LPV system modeling with SSNN toolbox

The main objective of this paper is to develop and design a State Space Neural Network toolbox for a non-linear system modeling with an artificial state-space neural networks, which can be used in a model-based robust fault diagnosis and control. Such a toolbox is implemented in the MATLAB environment and it uses some of its predefined functions. It is designed in the way that any non-linear multi-input multi-output system is modeled and represented in a classical state-space form. The novelty of the proposed approach is that the final result of the identification process is the state, input and output matrices, not only the neural network parameters. The toolbox is equipped with the graphical user interface, which makes it useful for the users not familiar with a neural networks theory. This paper can be perceived as an extention of [1] on LPV systems.

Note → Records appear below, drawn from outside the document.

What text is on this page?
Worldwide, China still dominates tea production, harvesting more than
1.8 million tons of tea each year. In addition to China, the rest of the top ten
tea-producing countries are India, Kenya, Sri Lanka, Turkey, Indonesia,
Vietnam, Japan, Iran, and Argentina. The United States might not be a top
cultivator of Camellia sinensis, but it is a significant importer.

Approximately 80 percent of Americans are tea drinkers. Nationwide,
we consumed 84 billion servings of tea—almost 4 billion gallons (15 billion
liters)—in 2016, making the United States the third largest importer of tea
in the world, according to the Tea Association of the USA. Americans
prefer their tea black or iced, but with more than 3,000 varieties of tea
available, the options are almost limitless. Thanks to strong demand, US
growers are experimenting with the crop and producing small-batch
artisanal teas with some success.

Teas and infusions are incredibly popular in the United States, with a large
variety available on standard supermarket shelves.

SSNN toolbox for non-linear system identification

The aim of this paper is to develop and design a State Space Neural Network toolbox for a non-linear system identification with an artificial state-space neural networks, which can be used in a model-based robust fault diagnosis and control. Such toolbox is implemented in the MATLAB environment and it uses some of its predefined functions. It is designed in the way that any non-linear multi-input multi-output system is identified and represented in the classical state-space form. The novelty of the proposed approach is that the final result of the identification process is the state, input and output matrices, not only the neural network parameters. Moreover, the toolbox is equipped with the graphical user interface, which makes it useful for the users not familiar with the neural networks theory.